La députée LFI, Sophia Chikirou, doit comparaître ce mardi devant le tribunal correctionnel de Paris pour escroquerie, soupçonnée d'avoir "trompé la banque Crédit du Nord" à l’été 2018, au préjudice du site d’actualité Le Média, qu’elle avait cofondé. Elle est soupçonnée d’avoir tenté de faire virer des fonds d’une société qu’elle ne dirigeait plus, et de lui avoir également subtilisé deux chèques, ce qu’elle conteste.

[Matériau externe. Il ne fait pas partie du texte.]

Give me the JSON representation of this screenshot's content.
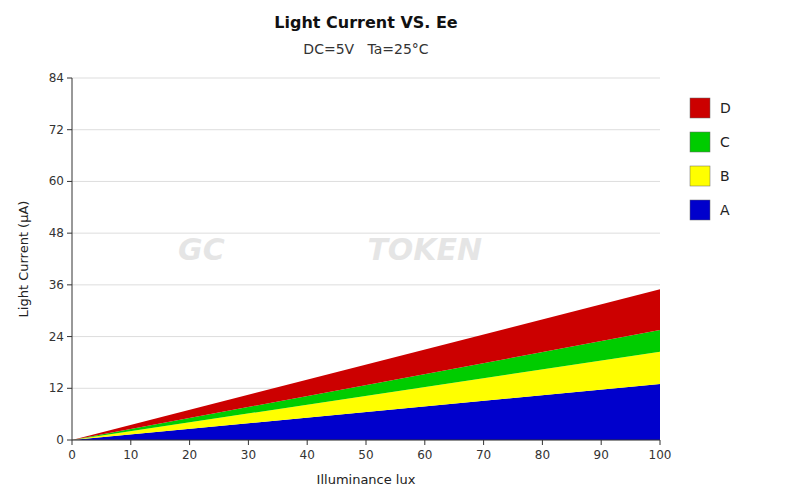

Ses tentatives avaient pour but de remettre une somme de plus de 67 000 euros à Mediascop, sa société de conseil en communication.
L'élue doit aussi répondre de la "soustraction frauduleuse de deux formules de chèque" du Média.
Sophia Chikirou a réagi, affirmant à l'AFP que "le procès est à la fois incompréhensible, puisqu'il intervient dans une affaire où il n'y a ni victime, ni préjudice, ni même de réalité frauduleuse établie, et l'occasion, je l'espère, de mettre un terme à huit années de harcèlement judiciaire et médiatique". "L'audience permettra de démontrer sereinement qu'il n'y a eu ni vol de chèque, ni tentative d'escroquerie à la banque", a poursuivi la conseillère de Paris.
Une peine de cinq ans encourue
Malgré le retrait de la plainte du Média, le parquet de Paris a décidé, lui, de poursuivre Sophia Chikirou pour les faits reprochés, estimant qu'elle avait contrevenu à la loi. L'ancienne candidate à la mairie de Paris encourt la même peine: cinq ans de prison et 375.000 euros d'amende.